Simulated Author's Rebuttal

0 responses · 0 unresolved

We thank the referee for their positive assessment of our manuscript, including recognition of the controlled variation of Da, permeability calibration, flow visualizations, and the phase diagram in Ra-Da space. The referee's summary accurately reflects our experimental findings on the five regimes bridging Rayleigh-Darcy and Rayleigh-Bénard behaviors. No major comments were provided in the report.

Circularity Check

0 steps flagged

No significant circularity

full rationale

This paper is a purely experimental report on heat transport in 3D-printed porous media. It identifies five regimes via direct measurements of Nu_m(Ra,Da) and temperature statistics without any derivations, fitted models, predictions, or load-bearing self-citations. Regime boundaries and flow visualizations are presented as empirical observations, with no equations or ansatzes that reduce to inputs by construction. The central claims rest on experimental data reduction rather than any self-referential chain.
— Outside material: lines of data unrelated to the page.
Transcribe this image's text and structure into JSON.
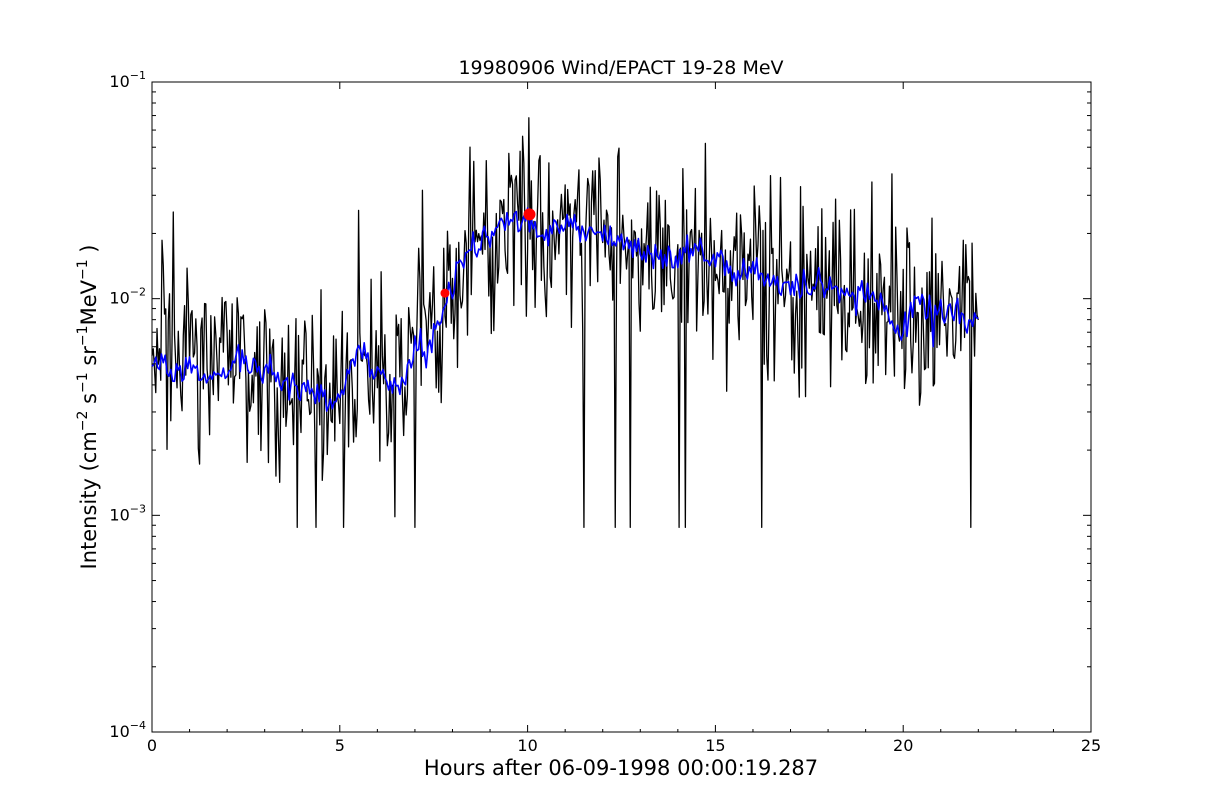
{
  "chart_data": {
    "type": "line",
    "title": "19980906 Wind/EPACT 19-28 MeV",
    "xlabel": "Hours after 06-09-1998 00:00:19.287",
    "ylabel_main": "Intensity (cm",
    "ylabel_parts": [
      "−2",
      " s",
      "−1",
      " sr",
      "−1",
      "MeV",
      "−1",
      " )"
    ],
    "xlim": [
      0,
      25
    ],
    "ylim": [
      0.0001,
      0.1
    ],
    "yscale": "log",
    "grid": false,
    "x_ticks": [
      0,
      5,
      10,
      15,
      20,
      25
    ],
    "x_tick_labels": [
      "0",
      "5",
      "10",
      "15",
      "20",
      "25"
    ],
    "y_ticks": [
      0.0001,
      0.001,
      0.01,
      0.1
    ],
    "y_tick_labels": [
      {
        "base": "10",
        "exp": "−4"
      },
      {
        "base": "10",
        "exp": "−3"
      },
      {
        "base": "10",
        "exp": "−2"
      },
      {
        "base": "10",
        "exp": "−1"
      }
    ],
    "series": [
      {
        "color": "#000000",
        "style": "raw",
        "anchors": [
          [
            0.0,
            0.0046
          ],
          [
            0.5,
            0.0048
          ],
          [
            1.0,
            0.0046
          ],
          [
            2.0,
            0.0047
          ],
          [
            3.0,
            0.0046
          ],
          [
            3.5,
            0.0043
          ],
          [
            4.0,
            0.0039
          ],
          [
            4.5,
            0.0036
          ],
          [
            5.0,
            0.0038
          ],
          [
            5.5,
            0.0055
          ],
          [
            6.0,
            0.0043
          ],
          [
            6.5,
            0.0044
          ],
          [
            7.0,
            0.0055
          ],
          [
            7.5,
            0.0072
          ],
          [
            8.0,
            0.011
          ],
          [
            8.5,
            0.017
          ],
          [
            9.0,
            0.02
          ],
          [
            9.5,
            0.021
          ],
          [
            10.0,
            0.022
          ],
          [
            10.5,
            0.02
          ],
          [
            11.0,
            0.022
          ],
          [
            11.5,
            0.021
          ],
          [
            12.0,
            0.02
          ],
          [
            12.5,
            0.018
          ],
          [
            13.0,
            0.017
          ],
          [
            13.5,
            0.016
          ],
          [
            14.0,
            0.0155
          ],
          [
            14.5,
            0.015
          ],
          [
            15.0,
            0.0148
          ],
          [
            15.5,
            0.013
          ],
          [
            16.0,
            0.0128
          ],
          [
            16.5,
            0.012
          ],
          [
            17.0,
            0.0115
          ],
          [
            17.5,
            0.011
          ],
          [
            18.0,
            0.0108
          ],
          [
            18.5,
            0.0105
          ],
          [
            19.0,
            0.0102
          ],
          [
            19.5,
            0.0095
          ],
          [
            20.0,
            0.0085
          ],
          [
            20.5,
            0.009
          ],
          [
            21.0,
            0.0088
          ],
          [
            21.5,
            0.0085
          ],
          [
            22.0,
            0.0083
          ]
        ],
        "x_end": 22.0,
        "n_points": 660,
        "noise_sigma": 0.22,
        "min_value": 0.00088
      },
      {
        "color": "#0000ff",
        "style": "smoothed",
        "anchors": [
          [
            0.0,
            0.0045
          ],
          [
            0.3,
            0.0052
          ],
          [
            0.6,
            0.0045
          ],
          [
            1.0,
            0.0046
          ],
          [
            1.5,
            0.0043
          ],
          [
            2.0,
            0.0047
          ],
          [
            2.3,
            0.0055
          ],
          [
            2.7,
            0.0046
          ],
          [
            3.0,
            0.0048
          ],
          [
            3.5,
            0.0042
          ],
          [
            3.9,
            0.0038
          ],
          [
            4.3,
            0.0037
          ],
          [
            4.7,
            0.0033
          ],
          [
            5.0,
            0.0034
          ],
          [
            5.3,
            0.005
          ],
          [
            5.5,
            0.006
          ],
          [
            5.8,
            0.0045
          ],
          [
            6.2,
            0.0043
          ],
          [
            6.6,
            0.004
          ],
          [
            7.0,
            0.0056
          ],
          [
            7.4,
            0.006
          ],
          [
            7.8,
            0.0095
          ],
          [
            8.2,
            0.014
          ],
          [
            8.6,
            0.018
          ],
          [
            9.0,
            0.02
          ],
          [
            9.4,
            0.022
          ],
          [
            9.8,
            0.022
          ],
          [
            10.0,
            0.024
          ],
          [
            10.3,
            0.019
          ],
          [
            10.8,
            0.023
          ],
          [
            11.2,
            0.022
          ],
          [
            11.6,
            0.021
          ],
          [
            12.0,
            0.02
          ],
          [
            12.4,
            0.019
          ],
          [
            12.8,
            0.017
          ],
          [
            13.2,
            0.016
          ],
          [
            13.6,
            0.016
          ],
          [
            14.0,
            0.015
          ],
          [
            14.4,
            0.018
          ],
          [
            14.8,
            0.015
          ],
          [
            15.2,
            0.015
          ],
          [
            15.5,
            0.012
          ],
          [
            15.8,
            0.0135
          ],
          [
            16.2,
            0.013
          ],
          [
            16.6,
            0.012
          ],
          [
            17.0,
            0.0108
          ],
          [
            17.4,
            0.011
          ],
          [
            17.8,
            0.0115
          ],
          [
            18.2,
            0.0105
          ],
          [
            18.6,
            0.0103
          ],
          [
            19.0,
            0.0105
          ],
          [
            19.4,
            0.0095
          ],
          [
            19.8,
            0.0078
          ],
          [
            20.0,
            0.0068
          ],
          [
            20.3,
            0.0095
          ],
          [
            20.7,
            0.009
          ],
          [
            21.0,
            0.0085
          ],
          [
            21.4,
            0.009
          ],
          [
            21.8,
            0.0078
          ],
          [
            22.0,
            0.0076
          ]
        ],
        "x_end": 22.0
      }
    ],
    "markers": [
      {
        "x": 7.8,
        "y": 0.0106,
        "color": "#ff0000",
        "size": "small"
      },
      {
        "x": 10.05,
        "y": 0.0245,
        "color": "#ff0000",
        "size": "large"
      }
    ]
  }
}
Axiom & Free-Parameter Ledger

0 free parameters · 1 axioms · 0 invented entities

The work rests on standard dimensionless groups and experimental assumptions of porous-media convection; no free parameters, new entities, or ad-hoc axioms are introduced in the abstract.

axioms (1)
  • domain assumption Rayleigh-Darcy and Darcy numbers are the controlling dimensionless parameters for the observed transitions.
    Standard choice in the field of porous media convection.